‘Hedging interest has improved in Asia’

Easing currency flow has opened up hedging opportunities in the continent

The London Metal Exchange (LME) provides hedging opportunities to metal players across the supply chain worldwide. However, now, William Fyfe, Head of Singapore, London Metal Exchange, says that to attract more participants, the LME plans to introduce mini-contracts in association with the Hong Kong Exchange. Fyfe also talked to BusinessLine about complex regulations in Asia, improved liquidity for steel contracts (introduced in 2015) and its plans for India.

Excerpts:

Which part of the world contributes the most to your business?

We get business from across the globe — Singapore, Australia, Japan and Korea...; it is a good mix of industrial business — speculative and proprietary.

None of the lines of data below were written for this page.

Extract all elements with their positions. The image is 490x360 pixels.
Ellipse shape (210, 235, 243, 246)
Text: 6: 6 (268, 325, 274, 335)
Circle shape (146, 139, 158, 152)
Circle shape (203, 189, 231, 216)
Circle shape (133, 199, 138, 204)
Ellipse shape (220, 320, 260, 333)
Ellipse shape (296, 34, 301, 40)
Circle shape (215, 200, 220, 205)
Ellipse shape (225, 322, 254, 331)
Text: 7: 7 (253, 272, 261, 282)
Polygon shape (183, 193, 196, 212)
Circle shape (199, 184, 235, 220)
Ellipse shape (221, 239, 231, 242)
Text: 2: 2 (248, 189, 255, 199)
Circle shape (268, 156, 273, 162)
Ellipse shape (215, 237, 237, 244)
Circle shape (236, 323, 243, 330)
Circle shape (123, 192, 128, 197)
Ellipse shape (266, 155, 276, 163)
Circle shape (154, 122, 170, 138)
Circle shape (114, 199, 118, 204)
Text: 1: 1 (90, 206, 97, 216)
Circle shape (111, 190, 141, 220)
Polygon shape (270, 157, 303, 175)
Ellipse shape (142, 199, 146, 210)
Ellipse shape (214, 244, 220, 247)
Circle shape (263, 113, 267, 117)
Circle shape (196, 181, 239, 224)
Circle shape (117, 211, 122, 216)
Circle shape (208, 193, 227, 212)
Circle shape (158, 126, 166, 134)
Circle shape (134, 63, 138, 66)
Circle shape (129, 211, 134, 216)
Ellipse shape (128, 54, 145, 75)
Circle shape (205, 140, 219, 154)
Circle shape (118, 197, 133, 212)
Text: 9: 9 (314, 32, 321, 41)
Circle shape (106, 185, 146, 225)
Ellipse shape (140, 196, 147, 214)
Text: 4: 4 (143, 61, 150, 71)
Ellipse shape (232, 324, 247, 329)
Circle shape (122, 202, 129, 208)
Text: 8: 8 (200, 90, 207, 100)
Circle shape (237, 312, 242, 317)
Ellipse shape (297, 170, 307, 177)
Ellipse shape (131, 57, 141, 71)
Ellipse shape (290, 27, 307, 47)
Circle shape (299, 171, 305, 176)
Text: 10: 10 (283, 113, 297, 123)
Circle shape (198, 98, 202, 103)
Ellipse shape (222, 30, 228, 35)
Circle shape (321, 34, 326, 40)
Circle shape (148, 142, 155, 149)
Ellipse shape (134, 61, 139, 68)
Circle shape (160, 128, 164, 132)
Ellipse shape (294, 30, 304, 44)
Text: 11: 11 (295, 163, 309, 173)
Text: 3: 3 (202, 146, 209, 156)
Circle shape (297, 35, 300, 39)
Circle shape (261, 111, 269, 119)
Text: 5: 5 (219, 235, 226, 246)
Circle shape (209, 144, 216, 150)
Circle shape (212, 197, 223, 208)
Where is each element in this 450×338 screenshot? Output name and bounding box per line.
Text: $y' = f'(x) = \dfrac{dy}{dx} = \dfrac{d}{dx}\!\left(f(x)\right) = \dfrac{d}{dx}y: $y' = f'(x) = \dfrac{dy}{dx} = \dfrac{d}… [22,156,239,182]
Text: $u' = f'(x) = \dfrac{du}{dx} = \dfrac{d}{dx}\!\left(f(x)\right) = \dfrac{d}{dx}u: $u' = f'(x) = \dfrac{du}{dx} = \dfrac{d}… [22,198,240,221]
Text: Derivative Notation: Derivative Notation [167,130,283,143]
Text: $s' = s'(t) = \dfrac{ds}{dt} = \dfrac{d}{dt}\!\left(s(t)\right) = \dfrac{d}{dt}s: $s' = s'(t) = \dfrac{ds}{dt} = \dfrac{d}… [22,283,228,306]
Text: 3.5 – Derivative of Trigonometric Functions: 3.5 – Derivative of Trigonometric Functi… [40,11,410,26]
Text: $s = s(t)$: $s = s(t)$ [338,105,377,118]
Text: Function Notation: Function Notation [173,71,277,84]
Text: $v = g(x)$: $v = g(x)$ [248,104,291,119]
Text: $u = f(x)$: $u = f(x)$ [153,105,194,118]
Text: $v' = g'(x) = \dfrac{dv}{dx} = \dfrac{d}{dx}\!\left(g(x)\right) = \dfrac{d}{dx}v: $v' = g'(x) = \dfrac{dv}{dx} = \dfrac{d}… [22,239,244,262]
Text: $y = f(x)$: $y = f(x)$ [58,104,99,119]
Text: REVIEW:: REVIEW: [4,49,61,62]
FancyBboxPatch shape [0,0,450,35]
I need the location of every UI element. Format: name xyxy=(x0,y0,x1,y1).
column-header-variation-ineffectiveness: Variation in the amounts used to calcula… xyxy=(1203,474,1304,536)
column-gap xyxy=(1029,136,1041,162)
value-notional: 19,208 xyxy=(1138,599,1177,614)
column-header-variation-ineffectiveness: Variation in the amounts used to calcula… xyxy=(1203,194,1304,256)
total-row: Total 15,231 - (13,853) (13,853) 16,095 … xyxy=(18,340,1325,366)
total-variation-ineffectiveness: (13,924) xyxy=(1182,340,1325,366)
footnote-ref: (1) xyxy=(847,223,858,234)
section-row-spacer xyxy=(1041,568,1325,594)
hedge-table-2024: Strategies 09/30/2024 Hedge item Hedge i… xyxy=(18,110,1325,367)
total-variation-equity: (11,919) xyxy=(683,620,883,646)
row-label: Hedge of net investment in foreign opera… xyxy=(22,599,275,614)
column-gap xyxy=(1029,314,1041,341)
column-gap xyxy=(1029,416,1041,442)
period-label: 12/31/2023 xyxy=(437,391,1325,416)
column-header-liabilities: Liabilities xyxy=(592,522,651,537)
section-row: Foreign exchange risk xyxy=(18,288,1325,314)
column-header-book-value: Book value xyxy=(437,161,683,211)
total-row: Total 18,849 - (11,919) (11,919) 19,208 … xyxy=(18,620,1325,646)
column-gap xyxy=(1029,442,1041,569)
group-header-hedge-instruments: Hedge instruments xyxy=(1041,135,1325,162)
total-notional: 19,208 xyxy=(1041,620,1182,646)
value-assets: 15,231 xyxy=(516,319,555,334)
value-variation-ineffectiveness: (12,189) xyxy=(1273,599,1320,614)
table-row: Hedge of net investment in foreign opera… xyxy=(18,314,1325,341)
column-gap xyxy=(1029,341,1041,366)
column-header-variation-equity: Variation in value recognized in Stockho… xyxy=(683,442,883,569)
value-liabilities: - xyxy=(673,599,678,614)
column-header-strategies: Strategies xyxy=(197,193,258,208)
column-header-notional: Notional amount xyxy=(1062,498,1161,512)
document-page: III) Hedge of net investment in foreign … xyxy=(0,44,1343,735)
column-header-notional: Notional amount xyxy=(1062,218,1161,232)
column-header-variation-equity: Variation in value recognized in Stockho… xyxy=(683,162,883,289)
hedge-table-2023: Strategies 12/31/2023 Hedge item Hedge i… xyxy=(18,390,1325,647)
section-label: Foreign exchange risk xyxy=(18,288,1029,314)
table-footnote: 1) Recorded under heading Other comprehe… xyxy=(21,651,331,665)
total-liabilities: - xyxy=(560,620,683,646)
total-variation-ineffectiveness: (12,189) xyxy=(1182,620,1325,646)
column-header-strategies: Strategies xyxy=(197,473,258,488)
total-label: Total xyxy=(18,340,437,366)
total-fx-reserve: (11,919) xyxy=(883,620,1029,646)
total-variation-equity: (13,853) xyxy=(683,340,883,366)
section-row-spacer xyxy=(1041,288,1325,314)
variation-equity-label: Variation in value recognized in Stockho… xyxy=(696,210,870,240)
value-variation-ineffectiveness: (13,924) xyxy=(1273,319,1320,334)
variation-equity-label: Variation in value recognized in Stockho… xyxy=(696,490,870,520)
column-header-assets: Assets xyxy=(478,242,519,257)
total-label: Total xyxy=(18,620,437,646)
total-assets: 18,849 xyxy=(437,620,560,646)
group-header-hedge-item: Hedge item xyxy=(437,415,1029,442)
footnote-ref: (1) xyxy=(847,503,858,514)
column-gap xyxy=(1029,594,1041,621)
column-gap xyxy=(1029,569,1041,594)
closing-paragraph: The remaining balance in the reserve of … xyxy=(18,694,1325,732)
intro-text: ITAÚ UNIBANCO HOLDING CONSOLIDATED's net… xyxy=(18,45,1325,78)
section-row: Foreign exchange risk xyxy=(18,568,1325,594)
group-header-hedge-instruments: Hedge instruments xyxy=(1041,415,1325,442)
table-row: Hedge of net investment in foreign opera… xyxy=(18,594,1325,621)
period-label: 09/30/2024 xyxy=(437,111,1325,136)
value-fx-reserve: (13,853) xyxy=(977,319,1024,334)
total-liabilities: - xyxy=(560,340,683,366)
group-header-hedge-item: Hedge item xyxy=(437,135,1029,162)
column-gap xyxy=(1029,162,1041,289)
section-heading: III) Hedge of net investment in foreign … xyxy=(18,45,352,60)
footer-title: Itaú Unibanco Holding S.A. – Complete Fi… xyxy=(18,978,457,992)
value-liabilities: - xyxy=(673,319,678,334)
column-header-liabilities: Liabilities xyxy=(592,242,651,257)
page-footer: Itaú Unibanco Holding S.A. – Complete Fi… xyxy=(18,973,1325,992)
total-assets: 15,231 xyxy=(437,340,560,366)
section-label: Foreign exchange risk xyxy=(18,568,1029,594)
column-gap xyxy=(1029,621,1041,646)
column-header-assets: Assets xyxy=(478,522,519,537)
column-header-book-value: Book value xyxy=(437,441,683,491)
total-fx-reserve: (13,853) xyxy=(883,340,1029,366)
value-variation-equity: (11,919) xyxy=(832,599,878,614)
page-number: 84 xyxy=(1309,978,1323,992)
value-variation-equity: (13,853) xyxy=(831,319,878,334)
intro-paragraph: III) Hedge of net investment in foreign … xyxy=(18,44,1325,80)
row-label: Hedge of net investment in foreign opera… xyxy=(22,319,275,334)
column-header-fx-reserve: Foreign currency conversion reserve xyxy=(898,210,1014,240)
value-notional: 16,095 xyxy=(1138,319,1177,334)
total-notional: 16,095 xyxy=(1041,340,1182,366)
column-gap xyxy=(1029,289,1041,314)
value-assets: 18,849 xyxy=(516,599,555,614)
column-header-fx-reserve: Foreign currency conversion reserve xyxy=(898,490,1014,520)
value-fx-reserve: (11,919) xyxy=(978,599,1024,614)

And, of course, there is business from China; most of it comes from Hong Kong and Singapore. Asia is much more complex than other regions, because of the number of regulators and currency control issues. Europe, the US and Canada all have free movement of capital and are relatively simple markets to understand; market access is also very easy. Asia is much more complex, but it has more hedging interest and opportunities now.

How’s the business from India and are you considering a warehouse in the country?

India is a very important market for us and we’ve been involved with it for a long time. We’ve got a lot of Indian brands already listed on the LME, and large Indian corporates have access to hedge on the exchange.

One of the requisites to start an LME warehouse network in a country is for it to be a net consumer of metals. Also, there should be certain logistic facilities such as a major port or railway and a true bonded warehouse legal structure. So, I think, with India moving towards becoming a net consumer of metal, there’s no reason why, in the future, we can’t explore having warehouses in the country, either in conjunction with local partners or in some other way.

How is the trade of steel scrap and rebar contracts panning out?

Scrap and rebar were introduced in November 2015. It’s taken a while to gain traction, mostly because steel is a relatively new market, and the industry traditionally hasn’t really hedged in the same way as the non-ferrous metal industry. Awareness and connecting customers to brokers have helped us improve liquidity.

When you launch contracts, end-user customers, brokers and tech vendors need time to get approvals internally, to be able to add or trade those products. The ability to launch and have liquidity from day one is challenging nowadays for any exchange.

Does LME have plans to reduce the contract size?

The big physical traders, and investors who developed the market are happy with the current size of the contracts.

Plans of smaller contracts have led to LME mini-contracts, in association with the Hong Kong Exchange, which will hopefully be launched in the latter part of the year. The Hong Kong Exchange brokerage community is more retail-focussed and has a good distribution platform and is, thus, the best to launch these smaller sized monthly contracts.

Do you have plans to increase the physical deliverable contracts (which is now just over 1 per cent of total contracts) that help in accurate price discovery?

About 1-2 per cent is usually common across most exchanges running a physical delivery business. LME physical delivery processes are tapped as the market of the last resort and the LME is not primarily a physical trading platform. But physical delivery contracts prices are perceived as trustworthy because of the physical underpinning. That said, for many markets, cash-settled contracts are a practical option, and most of our contracts are cash-settled.